Timpani, or kettledrums, can be traced back to Europe from around the 13th century. Like many other percussion instruments, the original use for timpani was for military or state occasions. The shells are made of copper although ceremonial drums have been made of silver. Timpani are generally 20″ to 32″ in diameter. Timpani players have certain problems and peculiarities that no other orchestral principal or percussionist has to contend with, such as tuning and function.

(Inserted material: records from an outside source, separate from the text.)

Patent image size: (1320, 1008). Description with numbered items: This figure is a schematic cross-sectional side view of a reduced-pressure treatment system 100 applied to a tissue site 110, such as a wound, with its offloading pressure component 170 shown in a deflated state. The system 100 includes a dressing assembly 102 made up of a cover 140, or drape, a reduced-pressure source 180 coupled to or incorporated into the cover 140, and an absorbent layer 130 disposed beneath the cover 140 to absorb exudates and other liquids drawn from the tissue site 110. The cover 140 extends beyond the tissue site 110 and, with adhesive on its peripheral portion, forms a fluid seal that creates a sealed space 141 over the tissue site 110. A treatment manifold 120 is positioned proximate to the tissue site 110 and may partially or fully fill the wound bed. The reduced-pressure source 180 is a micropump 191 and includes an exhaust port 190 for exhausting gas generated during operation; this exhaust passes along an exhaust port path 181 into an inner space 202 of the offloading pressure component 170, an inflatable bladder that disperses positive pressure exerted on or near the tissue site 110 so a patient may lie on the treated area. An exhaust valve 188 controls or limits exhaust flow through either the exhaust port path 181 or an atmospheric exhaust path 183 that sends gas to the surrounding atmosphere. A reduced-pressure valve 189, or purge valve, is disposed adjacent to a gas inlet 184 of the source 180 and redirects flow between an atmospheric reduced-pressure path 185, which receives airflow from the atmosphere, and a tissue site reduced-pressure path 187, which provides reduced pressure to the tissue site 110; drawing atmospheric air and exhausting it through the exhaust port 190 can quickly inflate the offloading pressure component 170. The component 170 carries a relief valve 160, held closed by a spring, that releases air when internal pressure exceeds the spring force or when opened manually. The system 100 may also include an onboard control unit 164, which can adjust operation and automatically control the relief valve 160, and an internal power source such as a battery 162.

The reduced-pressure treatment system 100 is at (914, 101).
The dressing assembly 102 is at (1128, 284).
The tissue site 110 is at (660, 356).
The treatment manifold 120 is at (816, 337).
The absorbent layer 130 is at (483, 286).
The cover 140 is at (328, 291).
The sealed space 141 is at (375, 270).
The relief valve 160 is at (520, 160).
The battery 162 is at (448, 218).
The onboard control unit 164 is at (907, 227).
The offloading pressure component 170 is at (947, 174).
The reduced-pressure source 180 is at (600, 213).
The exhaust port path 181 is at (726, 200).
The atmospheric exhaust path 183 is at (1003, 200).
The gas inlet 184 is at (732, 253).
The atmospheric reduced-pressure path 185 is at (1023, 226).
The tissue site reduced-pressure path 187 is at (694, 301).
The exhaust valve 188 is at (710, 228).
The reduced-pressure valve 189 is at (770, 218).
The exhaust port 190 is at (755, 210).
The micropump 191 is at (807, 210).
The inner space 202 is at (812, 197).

Timpani are the major instrument of the drum family and are seen as the leader in the orchestral percussion section. A good timpanist must have good stick technique. The mallets used in playing this instrument can be gripped in two ways: Matched grip, in which the palm faces down and the stick pivots between the thumb and the main joint of the index finger (similar to a matched snare grip), or the French grip, in which the thumb is on the top of the stick is pivoted between the end of the thumb and the smaller joint of the index joint. When rolls are played on the timpani, the use of rapid single strokes is required because the large, loose head does not make for good buzz strokes like a snare head. The normal playing spot on the head is about 4″ from the rim. A good timpanist must also have the skill of tuning. Generally the player is sitting on a throne so he can function pedals, which can adjust the tuning of each drum. The musician must have a trained ear that can recognize intervals and switch tuning quickly.